Pensez-vous partir serein en vacances cet été ?

Je ne prévois jamais mes vacances et ne pars que quelques jours. Une chose est certaine je n'irai pas en Polynésie, c’est trop loin.

L'euro est donc toujours en danger ?

Non, absolument pas. On voit des analystes imaginer des scénarios d’explosion de la zone euro. C’est méconnaître le capital politique que nos dirigeants ont investi dans cette union et le soutien des Européens. L’euro est irréversible !

En tant qu'ancien de Goldman Sachs, que pensez-vous de l'affaire du Libor ?

Elle sape la confiance dans l’une des pierres angulaires du système financier mondial. Des centaines de milliers de milliards d’euros sont traitées dans des opérations financières sur la base du LIBOR. Dans de nombreux pays des particuliers achètent leur maison grâce à des crédits indexés sur lui. Le comportement de certains antagonistes et les manquements sont inqualifiables et ont mis en évidence une nouvelle fois une gouvernance fautive du processus. Deux enquêtes sont en cours au Royaume-Uni et aux Etats-Unis, et une autre sur l’EURIBOR qui devront faire la lumière sur cette affaire.

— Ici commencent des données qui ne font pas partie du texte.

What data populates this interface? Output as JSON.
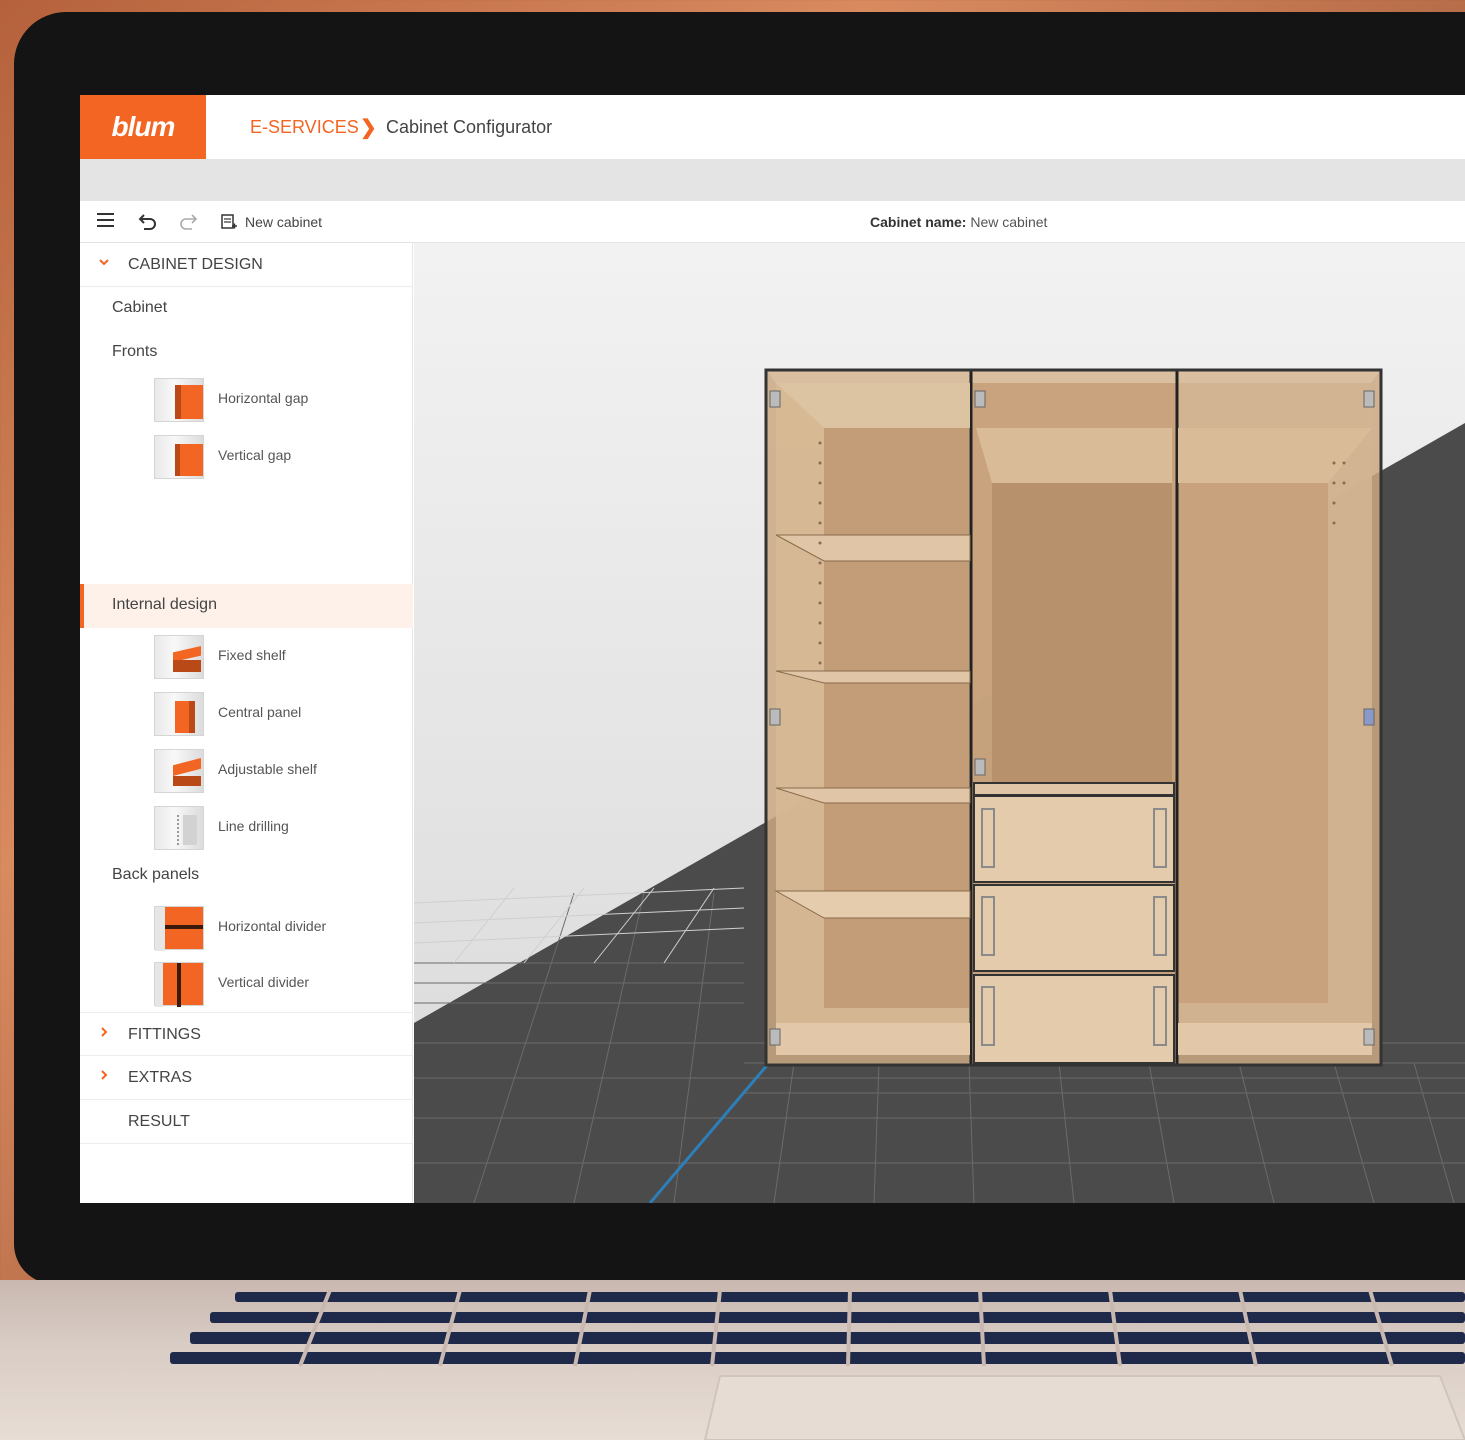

Votre passage à Goldman Sachs vous met-il mal à l’aise ?

Non. J'assume cette connaissance du monde de la finance et du secteur privé. À l’évidence, il y a beaucoup à faire pour reconstruire le secteur des services financiers au lendemain de la crise même si des progrès importants ont été accomplis par les gouvernements, les autorités de contrôle et le secteur lui-même.

Chefs d’Etat et de gouvernement veulent placer la BCE au cœur de la supervision des banques. Y êtes-vous favorable ?

La Commission européenne est chargée de préparer des propositions en consultation avec la BCE et le Parlement européen. Que la banque centrale joue un rôle dans le contrôle des banques a bien fonctionné, au niveau national, notamment en France et en Italie. Si ce rôle revenait à la BCE, elle travaillerait avec les superviseurs nationaux, dont l’expérience et la capacité sont grandes.

Ne redoutez-vous pas un conflit d’intérêt entre politique monétaire et ce rôle de supervision ?

Il faut séparer politique monétaire et contrôle bancaire, afin que la première ne soit pas contaminée par le second. Vous pouvez bâtir une structure indépendante qui dans le même temps se nourrisse des informations fournies par la supervision.

Cela aurait-il permis d'éviter la crise bancaire en Espagne ?

Un système centralisé est préférable pour prendre en compte le haut degré d’intégration financière d’une union monétaire. Sur l'Espagne, la BCE a mis en garde à plusieurs reprises le pays sur le dérapage du déficit des comptes courants et la croissance excessive du crédit. Mais dans une union monétaire, la lutte contre les bulles immobilières relève de politiques macro-prudentielles nationales.